Although the concept of the Acute Care Continuum seems like a new national hot topic, at SCVMC we have been practicing with the Acute Care Continuum in mind for years. Whether our patients need only a short-term fix or hospital admission, we see them post-discharge at one of our UCCs with a pre-scheduled appointment, our Express Care clinic, or as last resort at the ED. In addition, we have recently transitioned into a hospital-wide single electronic health care system, which is enabling us to work more closely with the other hospital departments and the UCC in real time. Ultimately, this has tremendously helped improve patient care, decreased the duplication of resources, and provided a cohesive treatment plan.
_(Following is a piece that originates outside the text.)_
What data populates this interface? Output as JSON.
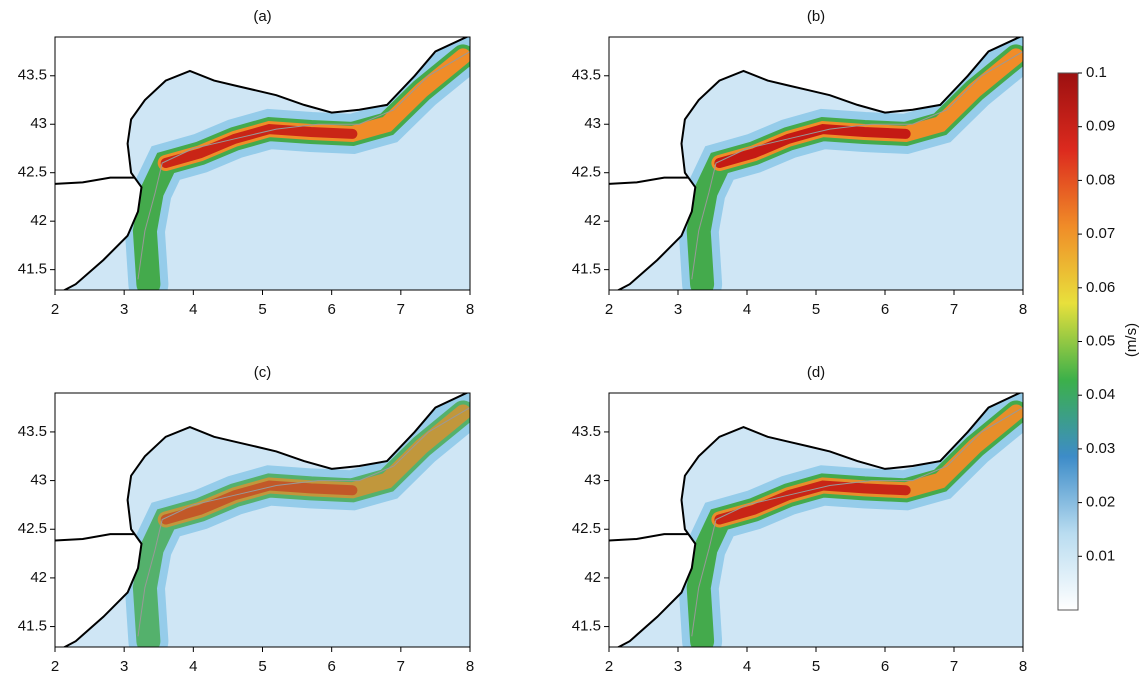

If the future does see patients pouring into the ED as Dr. Curry describes, so that private hospitals of tomorrow look like the county hospitals of today, then yes, there will be difficulties and hard work. Realistically, this is not easy. But from someone who has had the privilege of working with like-minded people who have done this for the majority of their careers, I have to say, it’s not bad. I have observed that they seem very happy and personally rewarded by the challenge. It’s why I wanted to be a doctor in the first place. Beyond the chaos of transitions and politics, at the end of every shift, I know that I have truly helped someone in need, and even “saved a life or two” in the Acute Care Continuum of today.